After much too-ing and fro-ing DBEnums have been finalised and added to the available datatypes.
Previously I talked about using sub-subclasses of DBRow and the example used a field called 'typeNumber' to automatically limit the results. Enumerations would help turn the database's inscrutable values into nice Java objects.
So toaomalkster, with a little distraction from me, has added DBIntegerEnum and DBStringEnum.
These are intended to be used instead of DBInteger and DBString when the database values have a special meaning. For instance in my earlier blog entry a 1 meant manager and a 2 meant Team Leader.

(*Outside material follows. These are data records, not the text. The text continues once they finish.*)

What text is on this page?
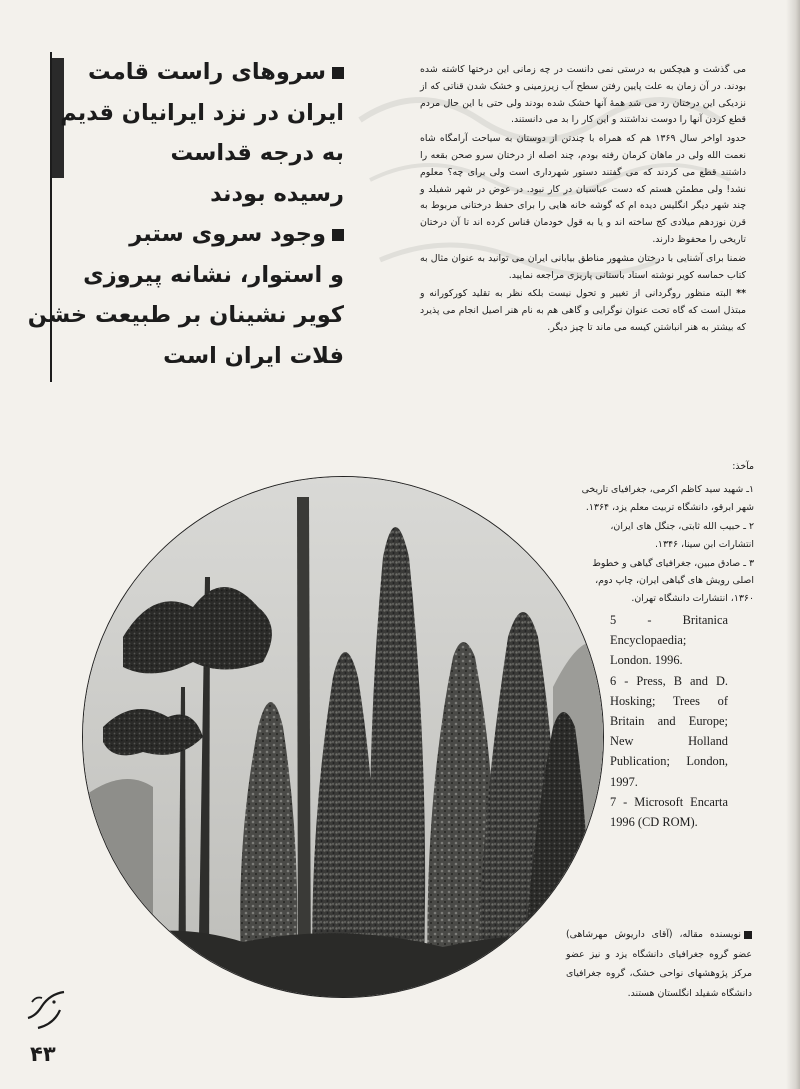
سروهای راست قامت
ایران در نزد ایرانیان قدیم
به درجه قداست
رسیده بودند
وجود سروی ستبر
و استوار، نشانه پیروزی
کویر نشینان بر طبیعت خشن
فلات ایران است

می گذشت و هیچکس به درستی نمی دانست در چه زمانی این درختها کاشته شده بودند. در آن زمان به علت پایین رفتن سطح آب زیرزمینی و خشک شدن قناتی که از نزدیکی این درختان رد می شد همهٔ آنها خشک شده بودند ولی حتی با این حال مردم قطع کردن آنها را دوست نداشتند و این کار را بد می دانستند.

حدود اواخر سال ۱۳۶۹ هم که همراه با چندتن از دوستان به سیاحت آرامگاه شاه نعمت الله ولی در ماهان کرمان رفته بودم، چند اصله از درختان سرو صحن بقعه را داشتند قطع می کردند که می گفتند دستور شهرداری است ولی برای چه؟ معلوم نشد! ولی مطمئن هستم که دست عباسیان در کار نبود. در عوض در شهر شفیلد و چند شهر دیگر انگلیس دیده ام که گوشه خانه هایی را برای حفظ درختانی مربوط به قرن نوزدهم میلادی کج ساخته اند و یا به قول خودمان قناس کرده اند تا آن درختان تاریخی را محفوظ دارند.

ضمنا برای آشنایی با درختان مشهور مناطق بیابانی ایران می توانید به عنوان مثال به کتاب حماسه کویر نوشته استاد باستانی پاریزی مراجعه نمایید.

** البته منظور روگردانی از تغییر و تحول نیست بلکه نظر به تقلید کورکورانه و مبتذل است که گاه تحت عنوان نوگرایی و گاهی هم به نام هنر اصیل انجام می پذیرد که بیشتر به هنر انباشتن کیسه می ماند تا چیز دیگر.

مآخذ:
۱ـ شهید سید کاظم اکرمی، جغرافیای تاریخی شهر ابرقو، دانشگاه تربیت معلم یزد، ۱۳۶۴.
۲ ـ حبیب الله ثابتی، جنگل های ایران، انتشارات ابن سینا، ۱۳۴۶.
۳ ـ صادق مبین، جغرافیای گیاهی و خطوط اصلی رویش های گیاهی ایران، چاپ دوم، ۱۳۶۰، انتشارات دانشگاه تهران.
5 - Britanica Encyclopaedia; London. 1996.
6 - Press, B and D. Hosking; Trees of Britain and Europe; New Holland Publication; London, 1997.
7 - Microsoft Encarta 1996 (CD ROM).
نویسنده مقاله، (آقای داریوش مهرشاهی) عضو گروه جغرافیای دانشگاه یزد و نیز عضو مرکز پژوهشهای نواحی خشک، گروه جغرافیای دانشگاه شفیلد انگلستان هستند.
۴۳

For obvious reasons DBV can't generate DBEnums automatically so you'll have to add them yourselves.
Fortunately this is easy: change DBInteger to DBIntegerEnum<YourEnumClass> then define YourEnumClass as, for example:
public enum RecordType implements DBEnumValue<Integer> { YOUR_FIRST_ENUM_RECORD(1), YOUR_SECOND_ENUM_RECORD(2)... ; private int code; private RecordType(int code) { this.code = code; } /** Gets the integer value stored in the database */ @Override public Integer getCode(){ return code; } // Other methods as required }
After that DBV will automatically turn the literal database value into an enumeration value for you to use. The enumeration can be used to set the field, limit the permitted and excluded values, and do everything else a String, Number, or Date can do.
I'm looking forward to adding enumerations to the 400+ tables at work, sort of ...
Anonymous
DBStringEnum works just the same but replace "Integer" with "String".
You can use it with Boolean, Date, Double, etc but I've never encountered a DB enumeration like that. Do you have an example?